Australia is also rated as critically insufficient for its approach to land-use and forestry, with Climate Action Tracker pointing out the remarkable fact that the country is “the world’s only developed country that is classified as a deforestation hotspot”.

Additionally, CAT classifies Australia as critically insufficient for their contribution to climate finance. This is backed by ODI’s assessment that Australia had, earlier this year, contributed less than a fifth of its ‘fair share’ of the $100bn a year support to developing nations promised by wealthy countries by 2020.

Ayanadak123, 2018 | Great Barrier Reef near Airlie beach, Queensland | Wikimedia Commons
Ayanadak123, 2018 | Great Barrier Reef near Airlie beach, Queensland | Wikimedia Commons

Why Australia’s emissions & action matter to the world

As well as heavy reliance on coal for power, Australia is also the world’s largest exporter of coal, and of liquefied natural gas (LNG) – meaning that their fossil fuel production supports reliance on these fuels elsewhere. Coal accounts for nearly half of all global emissions from energy.

Successive Australian governments have heavily backed their fossil fuel industry. In 2020/21, Australia’s governments at various levels reportedly provided AU$10.3 billion (£5.5 billion) of public money to subsidise fossil fuel use and production. And the Gillard government’s carbon tax was repealed by Tony Abbott when he became Prime Minister meaning that falls in carbon emissions that had been driven by the tax were then also reversed.

Australia is a wealthy, developed nation with exceptionally high emissions for its size of population and amongst the top 20 historic emitting nations. Reducing its reliance on extraction and exporting of fossil fuels would clearly aid global efforts to phase out coal – for which there is some support in Australia, with Sydney, Melbourne and Australian Capital Territory already signed up as members of the Powering Past Coal Alliance. Its wealth and level of development should mean it has scope for investing in the transition to renewables and decarbonising its economy at a similar rate to developed European nations.

Aftermath of forest fire in Mallacoota, Australia | Jo-Anne McArthur | Unsplash
Aftermath of forest fire in Mallacoota, Australia | Jo-Anne McArthur | Unsplash

Why cutting emissions matters to Australia

Globally, and for individual nations, the costs of not acting to cut emissions are higher than those of taking climate action while the economic benefits of climate action are forecast to outweigh the costs.

According to a 2018 analysis, a 4°C warming world (the level with which Australia’s targets are currently aligned) could see Australia losing $117bn a year in GDP through to the end of this century.
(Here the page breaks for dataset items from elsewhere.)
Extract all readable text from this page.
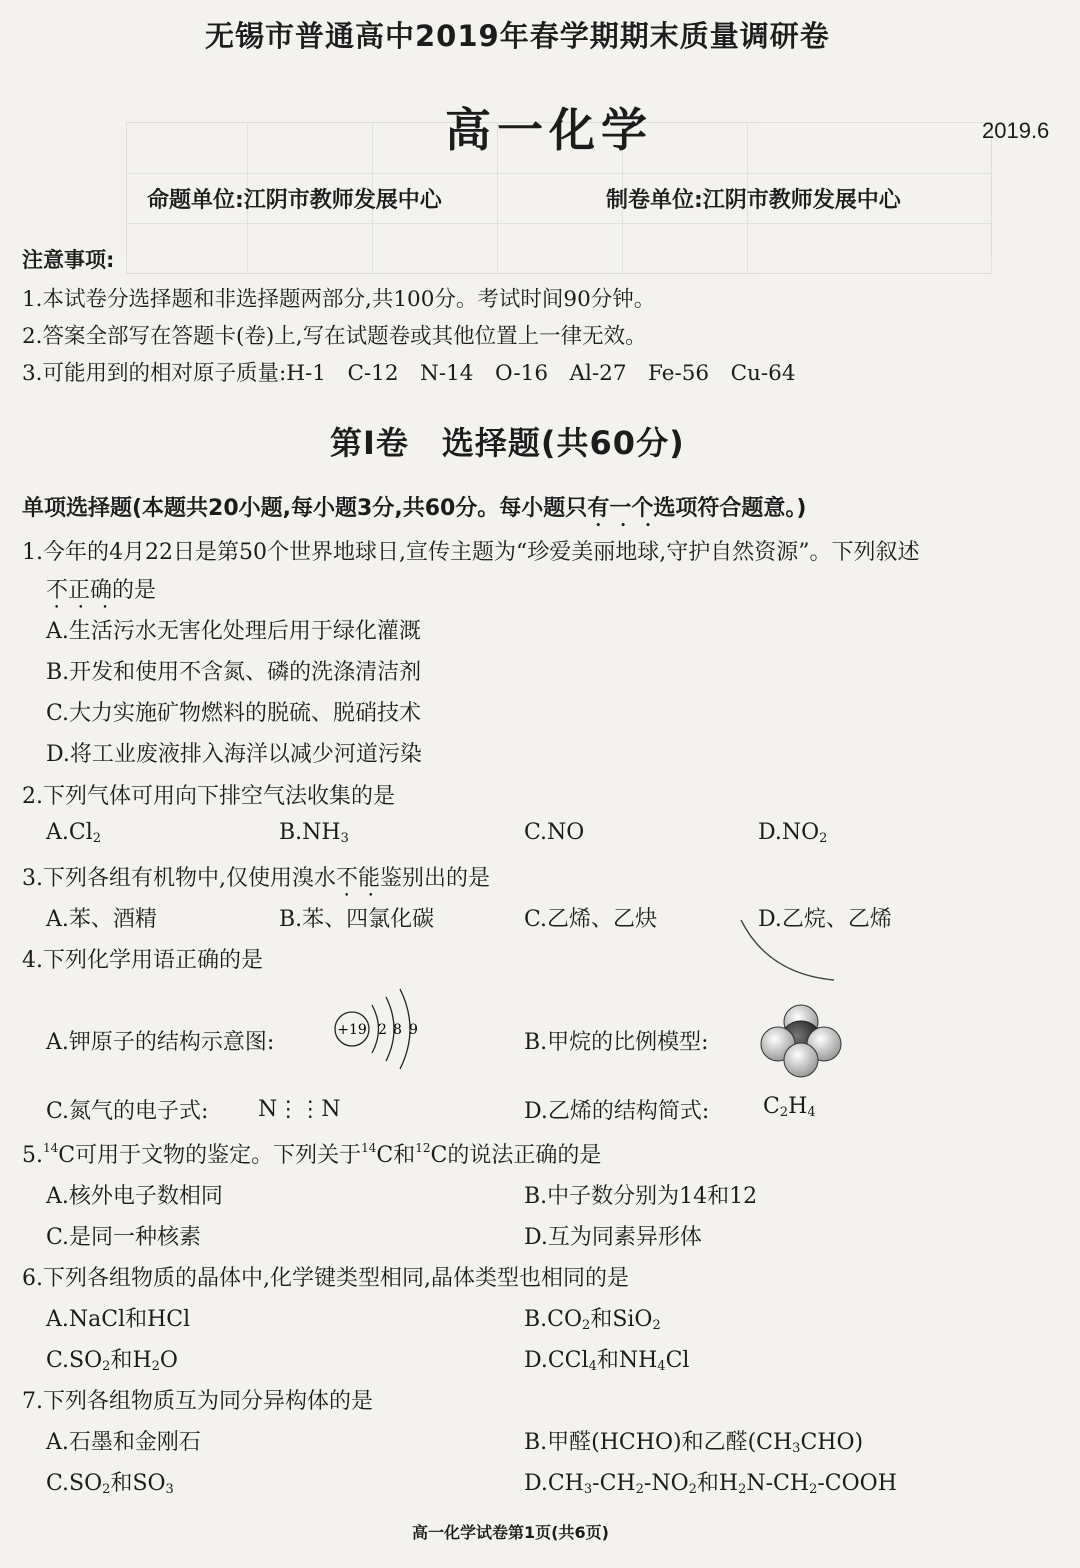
无锡市普通高中2019年春学期期末质量调研卷
高一化学	2019.6
命题单位:江阴市教师发展中心	制卷单位:江阴市教师发展中心
注意事项:
1.本试卷分选择题和非选择题两部分,共100分。考试时间90分钟。
2.答案全部写在答题卡(卷)上,写在试题卷或其他位置上一律无效。
3.可能用到的相对原子质量:H-1　C-12　N-14　O-16　Al-27　Fe-56　Cu-64
第Ⅰ卷　选择题(共60分)
单项选择题(本题共20小题,每小题3分,共60分。每小题只有一个 • • •选项符合题意。)
1.今年的4月22日是第50个世界地球日,宣传主题为“珍爱美丽地球,守护自然资源”。下列叙述
不正确 • • •的是
A.生活污水无害化处理后用于绿化灌溉
B.开发和使用不含氮、磷的洗涤清洁剂
C.大力实施矿物燃料的脱硫、脱硝技术
D.将工业废液排入海洋以减少河道污染
2.下列气体可用向下排空气法收集的是
$A.Cl_2$	$B.NH_3$	C.NO	$D.NO_2$
3.下列各组有机物中,仅使用溴水不能 • •鉴别出的是
A.苯、酒精	B.苯、四氯化碳	C.乙烯、乙炔	D.乙烷、乙烯
4.下列化学用语正确的是
A.钾原子的结构示意图:	+19 2 8 9	B.甲烷的比例模型:
C.氮气的电子式: N⋮⋮N	D.乙烯的结构简式: $C_2H_4$
5.14C可用于文物的鉴定。下列关于$^{14}$C和$^{12}$C的说法正确的是
A.核外电子数相同	B.中子数分别为14和12
C.是同一种核素	D.互为同素异形体
6.下列各组物质的晶体中,化学键类型相同,晶体类型也相同的是
A.NaCl和HCl	$B.CO_2$和SiO$_2$
$C.SO_2$和$H_2O$	D.CCl$_4$和$NH_4Cl$
7.下列各组物质互为同分异构体的是
A.石墨和金刚石	B.甲醛(HCHO)和乙醛$(CH_3CHO)$
$C.SO_2$和$SO_3$	$D.CH_3-CH_2-NO_2$和$H_2N-CH_2$-COOH
高一化学试卷第1页(共6页)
A study by the accountants, Deloitte, calculated that the Great Barrier Reef is worth AU$6.4 billion a year and 64,000 jobs to the Australian economy. The IPCC 1.5° Special Report forecast that, at 1.5°C of warming, we risk losing around 70% of coral reefs globally, whilst at 2°C we face losing all of them. Australia’s emissions are currently contributing at a rate on track to extinguish this AU$56 billion asset to their economy.

At 1°C+ of warming now, Australia is facing devastating consequences – as the bushfires of 2019-20 demonstrated graphically. The Australian Academy of Science has assessed the threats at 3°C of warming, and found that increased heat stress, harsher droughts and declining river flows would have severe impacts on Australia’s already stressed food and agriculture systems. They also found that up to a quarter of a million homes in coastal regions would be threatened by sea level rises, and that increasing risk from extremes of weather will render one in 19 Australian homes uninsurable as soon as 2030. Another recent survey of impacts suggests property values could reduce by AU$611 billion by 2050.

Averting these risks, and protecting critical tourism and agriculture sectors, would require stronger targets and more urgent climate action from Australia. As of days before the UN climate summit in Glasgow, there is no sign yet of enhanced short-term emissions pledges from Australia. Prime Minister Scott Morrison has confirmed that he will attend. It remains to be seen whether he will feel that he ought to come with new targets and commitments to back up a 2050 net-zero goal.